Now the coefficient here will be
$\begin{aligned} & {{x}^{1}}{{x}^{8}}+{{x}^{2}}{{x}^{7}}+{{x}^{3}}{{x}^{6}}+{{x}^{4}}{{x}^{5}} \\\ & =(1+1+1+1){{x}^{9}} \\\ & =4{{x}^{9}}......................(1) \\\ \end{aligned}$
But now we have just consider two terms together, there can also be cases where three terms come together for example ${{x}^{1}}{{x}^{2}}{{x}^{6}}$.
Now let us find all such combinations.
{(1, 2, 6), (1, 3, 5), (2, 3, 4)}
Hence we have three such combinations i.e. ${{x}^{1}}{{x}^{2}}{{x}^{6}},{{x}^{1}}{{x}^{3}}{{x}^{5}},{{x}^{2}}{{x}^{3}}{{x}^{4}}$
Now the coefficient of these terms is also 1 hence the final coefficient that we get will be
$\begin{aligned} & (1+1+1){{x}^{9}} \\\ & =3{{x}^{9}}..............(2) \\\ \end{aligned}$
Also note that there will also be a single term ${{x}^{9}}$
Hence we also have $1{{x}^{9}}...............(3)$
Hence from equation (1), equation (2) and equation (3) we get the final coefficient of ${{x}^{9}}$ is 8

So, the correct answer is “8”.

Note: Here while taking cases we got 4 cases while taking combination of two terms and 3 cases while taking combination of 3 terms.
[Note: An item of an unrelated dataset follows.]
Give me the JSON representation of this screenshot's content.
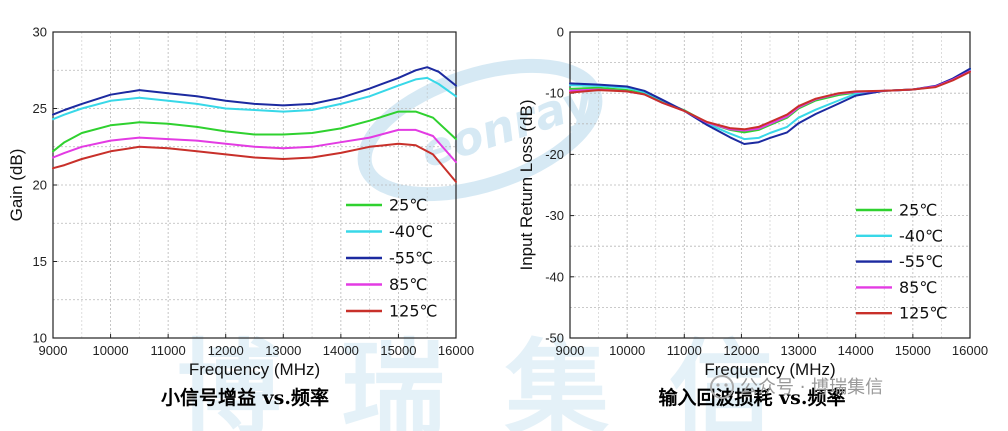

Now this is because we have not considered repeating combinations for example (1, 2) and (2, 1) means ${{x}^{2}}{{x}^{8}}$ and ${{x}^{8}}{{x}^{2}}$ . which are same thing hence we do not take same combinations. Similarly we have skipped repeating combinations in the cases where we took combinations of three terms together. Now also note that we have skipped the terms (2, 2, 4) or (4, 4, 1) and etc. this is because we cant have ${{x}^{4}}$ or ${{x}^{2}}$ two times in the expansion of $(1+x)(1+{{x}^{2}})(1+{{x}^{3}})....(1+{{x}^{100}})$ since we just have all unique powers here.